Dr Christopher Quince
- Reader (Infrastructure and Environment)
email: Christopher.Quince@glasgow.ac.uk
Research interests
Applications of Birth-and-death Processes to Ecology and Population Genetics
The theory of birth-and-death processes forms a natural framework for describing processes that operate on the level of individuals in Ecology and Population Genetics. In collaboration with Todd Parsons from the Mathematics department of the University of Toronto, I have been studying an application of this framework to f ixation in haploid populations experiencing density dependent population dynamics (Parsons and Quince I and II 2007). We approximated the discrete stochastic system with a continuous Fokker-Planck equation and then derived asymptotic analytic solutions to this equation. We then compared these approximate solutions with exact numerical solutions of the original discrete system. This process yielded valuable insights into the fixation of alleles in populations changing deterministically in size and fluctuating about equilibriums due to demographic stochasticity. In future we aim to extend this work to consider the long term interaction of genetics and demographics in haploid populations.
There is a direct mathematical connection between the dynamics of alleles in haploid populations and the clonal population dynamics of microbial organisms. I aim to exploit this connection in my current position using techniques from Population Genetics to develop a mathematical and computational framework for the description of microbial communities.
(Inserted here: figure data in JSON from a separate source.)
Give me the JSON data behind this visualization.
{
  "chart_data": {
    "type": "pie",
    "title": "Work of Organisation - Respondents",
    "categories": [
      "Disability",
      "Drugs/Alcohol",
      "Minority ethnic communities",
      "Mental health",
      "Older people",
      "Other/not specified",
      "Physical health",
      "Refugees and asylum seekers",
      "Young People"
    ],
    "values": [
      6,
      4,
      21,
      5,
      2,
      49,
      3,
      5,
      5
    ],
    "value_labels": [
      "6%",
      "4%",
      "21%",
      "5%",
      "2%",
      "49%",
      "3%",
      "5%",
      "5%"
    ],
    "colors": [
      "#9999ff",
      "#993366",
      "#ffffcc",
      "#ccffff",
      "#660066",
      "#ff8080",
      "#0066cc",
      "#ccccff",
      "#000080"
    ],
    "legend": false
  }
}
Optimal Models of Growth in Fish
The other major focus of my research is life history strategies and in particular models of optimal resource allocation between growth and reproduction in seasonally reproducing fish. For this research I focused on lake trout (Salvelinus namaycush), a species which shows substantial life history variation and for which we have good quality growth and maturation data. I derived a growth model based on optimal resource allocation and determined, using Bayesian statistics, the extent to which the model assumptions are supported by hatchery data on individual growth and compared fitted parameters across wild populations.
Coevolution in Communities of Interacting Species
The majority of my published research has focused on food web models of community coevolution. I used simulations of these models to study the structure, resistance to perturbation and relationship between ecological role and evolutionary history in food web communities.